Até o conceito de beleza na Arte muda com o tempo, como comprova o Vermeer, que só foi reconhecido uns três séculos depois de sua morte, graças a Proust, maravilhado por sua “Vista de Delft”. Shakespeare, que é o centro do cânone ocidental – segundo Harold Bloom – atravessou um vasto limbo até que Victor Hugo e Goethe o endeusaram no século passado. Bach e Rembrandt eram considerados conservadores, por seus contemporâneos. Modigliani e Van Gogh morreram na miséria. El Greco jamais foi aceito na corte espanhola. Depois, de repente, êxtases quase unânimes. Veja-se o caso de Lucien Freud e seu realismo contundente. Rejeitado várias vezes pelo MOMA – o Museu de Arte Moderna de Nova Iorque – “por não ser suficientemente moderno”, fez sucesso estrondoso ao ser finalmente entronizado lá. Por que? Porque até então predominava o abstracionismo e a crítica agia – com o que não se enquadrasse nele – como grandes facções do Islã contra a representação da realidade. 

Houve um tempo em que a Arte grega – considerada, até o final do século XIX, suprassumo da perfeição – passou a ser considerada insípida, dando lugar, em destaque, à primitiva, africana, que foi atingir em cheio a pintura de Picasso no “Les Demoiselles d’Avignon”. Tenho um poema – em meu livro DeuS e outros quarenta PrOblEMAS, que fala da rejeição geral que A Ressurreição de Cristo, de Piero della Francesca sofreu em seu tempo, para – séculos depois – se tornar a base da revolução na Arte feita por Cézanne.

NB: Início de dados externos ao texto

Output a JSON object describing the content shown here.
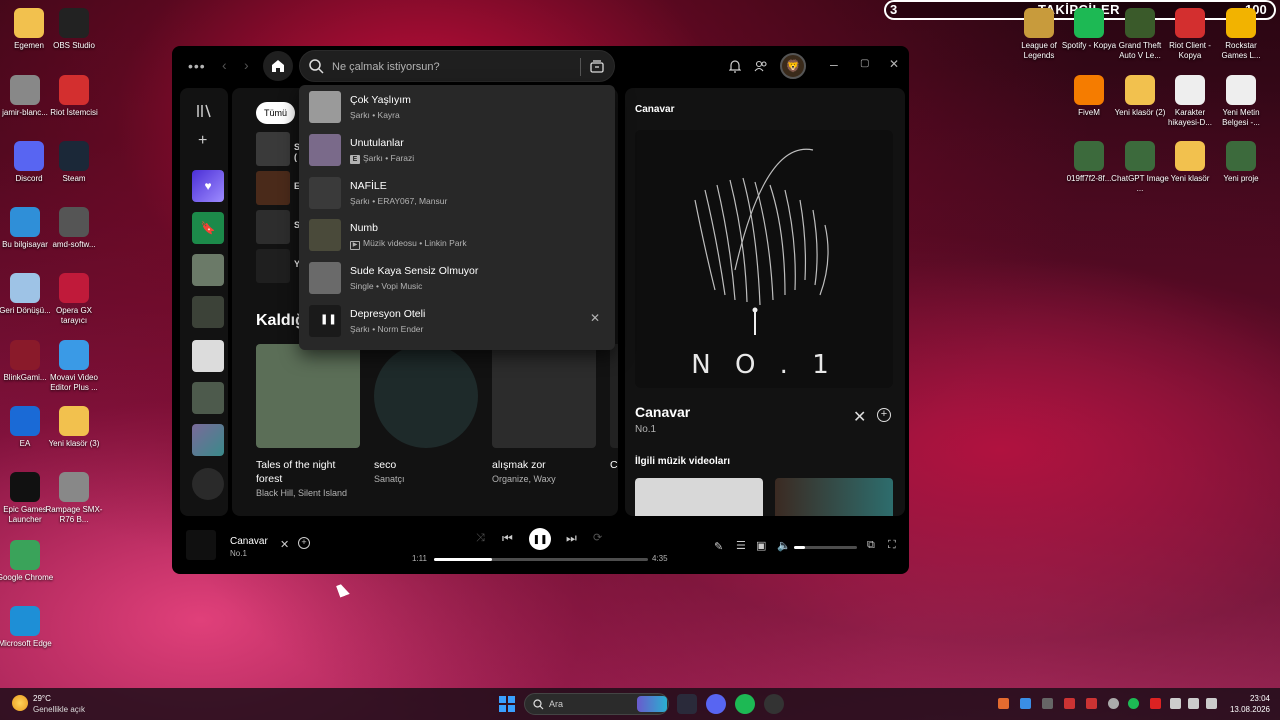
{
  "overlay": {
    "left_count": "3",
    "title": "TAKİPÇİLER",
    "right_count": "100"
  },
  "desktop_left": [
    {
      "label": "Egemen",
      "icon": "folder-icon"
    },
    {
      "label": "OBS Studio",
      "icon": "obs-icon"
    },
    {
      "label": "jamir-blanc...",
      "icon": "file-icon"
    },
    {
      "label": "Riot İstemcisi",
      "icon": "riot-icon"
    },
    {
      "label": "Discord",
      "icon": "discord-icon"
    },
    {
      "label": "Steam",
      "icon": "steam-icon"
    },
    {
      "label": "Bu bilgisayar",
      "icon": "computer-icon"
    },
    {
      "label": "amd-softw...",
      "icon": "shield-icon"
    },
    {
      "label": "Geri Dönüşü...",
      "icon": "recycle-bin-icon"
    },
    {
      "label": "Opera GX tarayıcı",
      "icon": "opera-icon"
    },
    {
      "label": "BlinkGami...",
      "icon": "app-icon"
    },
    {
      "label": "Movavi Video Editor Plus ...",
      "icon": "video-editor-icon"
    },
    {
      "label": "EA",
      "icon": "ea-icon"
    },
    {
      "label": "Yeni klasör (3)",
      "icon": "folder-icon"
    },
    {
      "label": "Epic Games Launcher",
      "icon": "epic-icon"
    },
    {
      "label": "Rampage SMX-R76 B...",
      "icon": "file-icon"
    },
    {
      "label": "Google Chrome",
      "icon": "chrome-icon"
    },
    {
      "label": "Microsoft Edge",
      "icon": "edge-icon"
    }
  ],
  "desktop_right": [
    {
      "label": "League of Legends",
      "icon": "lol-icon"
    },
    {
      "label": "Spotify - Kopya",
      "icon": "spotify-icon"
    },
    {
      "label": "Grand Theft Auto V Le...",
      "icon": "gta-icon"
    },
    {
      "label": "Riot Client - Kopya",
      "icon": "riot-icon"
    },
    {
      "label": "Rockstar Games L...",
      "icon": "rockstar-icon"
    },
    {
      "label": "FiveM",
      "icon": "fivem-icon"
    },
    {
      "label": "Yeni klasör (2)",
      "icon": "folder-icon"
    },
    {
      "label": "Karakter hikayesi-D...",
      "icon": "document-icon"
    },
    {
      "label": "Yeni Metin Belgesi -...",
      "icon": "document-icon"
    },
    {
      "label": "019ff7f2-8f...",
      "icon": "image-icon"
    },
    {
      "label": "ChatGPT Image ...",
      "icon": "image-icon"
    },
    {
      "label": "Yeni klasör",
      "icon": "folder-icon"
    },
    {
      "label": "Yeni proje",
      "icon": "image-icon"
    }
  ],
  "search": {
    "placeholder": "Ne çalmak istiyorsun?"
  },
  "main": {
    "filter_chip": "Tümü",
    "recent": [
      {
        "letter": "S (",
        "color": "#3a3a3a"
      },
      {
        "letter": "E",
        "color": "#4a2a1a"
      },
      {
        "letter": "S",
        "color": "#2d2d2d"
      },
      {
        "letter": "Y",
        "color": "#1f1f1f"
      }
    ],
    "section_title": "Kaldığ",
    "cards": [
      {
        "title": "Tales of the night forest",
        "subtitle": "Black Hill, Silent Island",
        "color": "#5b6e57",
        "round": false
      },
      {
        "title": "seco",
        "subtitle": "Sanatçı",
        "color": "#1e2a2a",
        "round": true
      },
      {
        "title": "alışmak zor",
        "subtitle": "Organize, Waxy",
        "color": "#2c2c2c",
        "round": false
      },
      {
        "title": "C",
        "subtitle": "",
        "color": "#222222",
        "round": false
      }
    ]
  },
  "dropdown": [
    {
      "title": "Çok Yaşlıyım",
      "subtitle": "Şarkı • Kayra",
      "badge": "",
      "color": "#9a9a9a"
    },
    {
      "title": "Unutulanlar",
      "subtitle": "Şarkı • Farazi",
      "badge": "E",
      "color": "#7a6a8a"
    },
    {
      "title": "NAFİLE",
      "subtitle": "Şarkı • ERAY067, Mansur",
      "badge": "",
      "color": "#3a3a3a"
    },
    {
      "title": "Numb",
      "subtitle": "Müzik videosu • Linkin Park",
      "badge": "video",
      "color": "#4a4a3a"
    },
    {
      "title": "Sude Kaya Sensiz Olmuyor",
      "subtitle": "Single • Vopi Music",
      "badge": "",
      "color": "#6a6a6a"
    },
    {
      "title": "Depresyon Oteli",
      "subtitle": "Şarkı • Norm Ender",
      "badge": "",
      "color": "#1a1a1a"
    }
  ],
  "now_playing": {
    "panel_label": "Canavar",
    "art_text": "N O . 1",
    "title": "Canavar",
    "subtitle": "No.1",
    "videos_label": "İlgili müzik videoları"
  },
  "player": {
    "title": "Canavar",
    "subtitle": "No.1",
    "elapsed": "1:11",
    "duration": "4:35",
    "progress": 0.27,
    "volume": 0.18
  },
  "taskbar": {
    "temp": "29°C",
    "weather": "Genellikle açık",
    "search_placeholder": "Ara",
    "time": "23:04",
    "date": "13.08.2026"
  }
}
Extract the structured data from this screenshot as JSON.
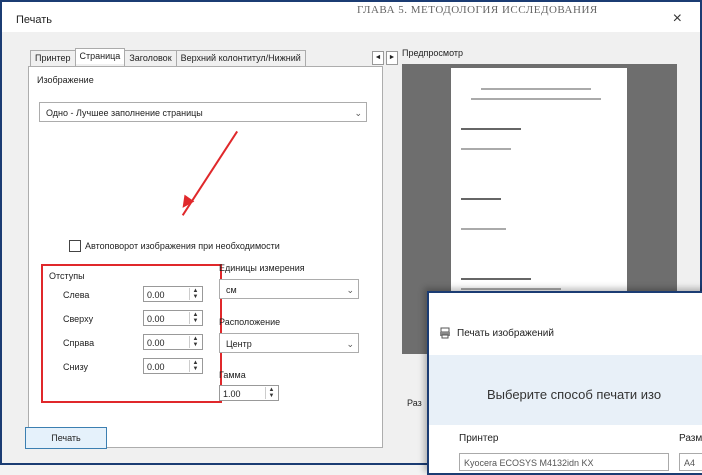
{
  "window": {
    "title": "Печать",
    "close": "×"
  },
  "background_text": "ГЛАВА 5. МЕТОДОЛОГИЯ ИССЛЕДОВАНИЯ",
  "tabs": [
    "Принтер",
    "Страница",
    "Заголовок",
    "Верхний колонтитул/Нижний"
  ],
  "image_section": {
    "label": "Изображение",
    "selected": "Одно - Лучшее заполнение страницы"
  },
  "autorotate": "Автоповорот изображения при необходимости",
  "margins": {
    "label": "Отступы",
    "rows": [
      {
        "label": "Слева",
        "value": "0.00"
      },
      {
        "label": "Сверху",
        "value": "0.00"
      },
      {
        "label": "Справа",
        "value": "0.00"
      },
      {
        "label": "Снизу",
        "value": "0.00"
      }
    ]
  },
  "units": {
    "label": "Единицы измерения",
    "selected": "см"
  },
  "placement": {
    "label": "Расположение",
    "selected": "Центр"
  },
  "gamma": {
    "label": "Гамма",
    "value": "1.00"
  },
  "print_button": "Печать",
  "preview_label": "Предпросмотр",
  "side_bottom_text": "Раз",
  "overlay": {
    "title": "Печать изображений",
    "heading": "Выберите способ печати изо",
    "printer_label": "Принтер",
    "size_label": "Разм",
    "printer_value": "Kyocera ECOSYS M4132idn KX",
    "size_value": "A4"
  },
  "colors": {
    "highlight": "#e0282b",
    "frame": "#1b3c73"
  }
}
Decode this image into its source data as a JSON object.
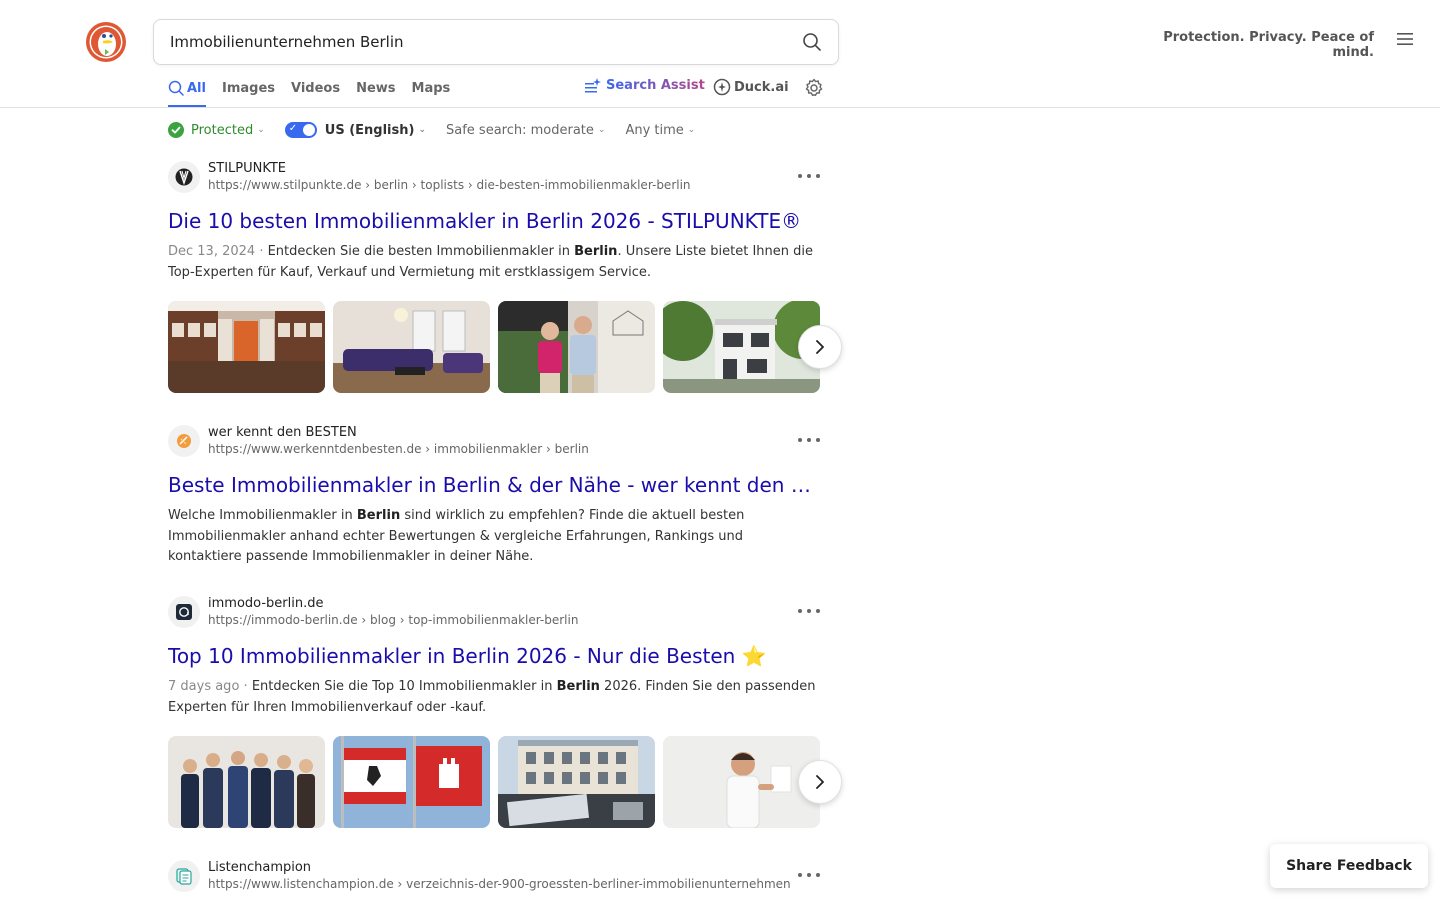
{
  "header": {
    "search_query": "Immobilienunternehmen Berlin",
    "tagline": "Protection. Privacy. Peace of mind.",
    "logo_icon": "duckduckgo-logo-icon",
    "search_icon": "search-icon",
    "menu_icon": "hamburger-menu-icon"
  },
  "tabs": [
    {
      "label": "All",
      "active": true,
      "icon": "search-icon"
    },
    {
      "label": "Images"
    },
    {
      "label": "Videos"
    },
    {
      "label": "News"
    },
    {
      "label": "Maps"
    }
  ],
  "assist": {
    "label": "Search Assist",
    "icon": "sparkle-icon"
  },
  "duckai": {
    "label": "Duck.ai",
    "icon": "duckai-chat-icon"
  },
  "settings_icon": "gear-icon",
  "filters": {
    "protected": "Protected",
    "region": "US (English)",
    "safe_search": "Safe search: moderate",
    "time": "Any time"
  },
  "results": [
    {
      "site_name": "STILPUNKTE",
      "url": "https://www.stilpunkte.de › berlin › toplists › die-besten-immobilienmakler-berlin",
      "title": "Die 10 besten Immobilienmakler in Berlin 2026 - STILPUNKTE®",
      "date": "Dec 13, 2024",
      "snippet_before": "Entdecken Sie die besten Immobilienmakler in ",
      "snippet_bold": "Berlin",
      "snippet_after": ". Unsere Liste bietet Ihnen die Top-Experten für Kauf, Verkauf und Vermietung mit erstklassigem Service."
    },
    {
      "site_name": "wer kennt den BESTEN",
      "url": "https://www.werkenntdenbesten.de › immobilienmakler › berlin",
      "title": "Beste Immobilienmakler in Berlin & der Nähe - wer kennt den BESTEN",
      "snippet_before": "Welche Immobilienmakler in ",
      "snippet_bold": "Berlin",
      "snippet_after": " sind wirklich zu empfehlen? Finde die aktuell besten Immobilienmakler anhand echter Bewertungen & vergleiche Erfahrungen, Rankings und kontaktiere passende Immobilienmakler in deiner Nähe."
    },
    {
      "site_name": "immodo-berlin.de",
      "url": "https://immodo-berlin.de › blog › top-immobilienmakler-berlin",
      "title": "Top 10 Immobilienmakler in Berlin 2026 - Nur die Besten ⭐",
      "date": "7 days ago",
      "snippet_before": "Entdecken Sie die Top 10 Immobilienmakler in ",
      "snippet_bold": "Berlin",
      "snippet_after": " 2026. Finden Sie den passenden Experten für Ihren Immobilienverkauf oder -kauf."
    },
    {
      "site_name": "Listenchampion",
      "url": "https://www.listenchampion.de › verzeichnis-der-900-groessten-berliner-immobilienunternehmen"
    }
  ],
  "feedback_label": "Share Feedback"
}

O que é, portanto, Beleza? Penso que a estrutura de uma época rejeita algumas formas e ritmos que vão se encaixar maravilhosamente noutra. Segundo alguns teóricos, uma geração tende, sempre, a rejeitar o que a anterior endeusou – dizem que por causa do complexo de édipo – donde a eterna alternância de períodos “clássicos” seguidos de “barrocos” seguidos de “clássicos”. Tudo muito subjetivo, relativo, portanto. E até mero produto da mídia. Segundo o “Mona Lisa”, de Donald Sassoon, a Gioconda passava batida no Louvre, até que foi roubada por um italiano que trabalhara lá por um tempo – como se soube depois. A imprensa, para valorizar a notícia, fez manchetes sobre o sumiço misterioso da “maior obra de Arte de todos os tempos”. Quando o quadro foi devolvido pelo próprio rei da Itália, o pequeno retrato cheio de craqueluras, de uma mulher que não era essas belezas todas, passou a ser a atração principal da gigantesca leva de turistas que tem ido, por todos esses anos, à França.

W. J. Solha: romancista, poeta e ensaísta paulista radicado na Paraíba, é também dramaturgo, ator, artista plástico e publicitário, com vários livros publicados e premiados, transitando em várias frentes de nossa cultura; um artista "multimídia" por excelência.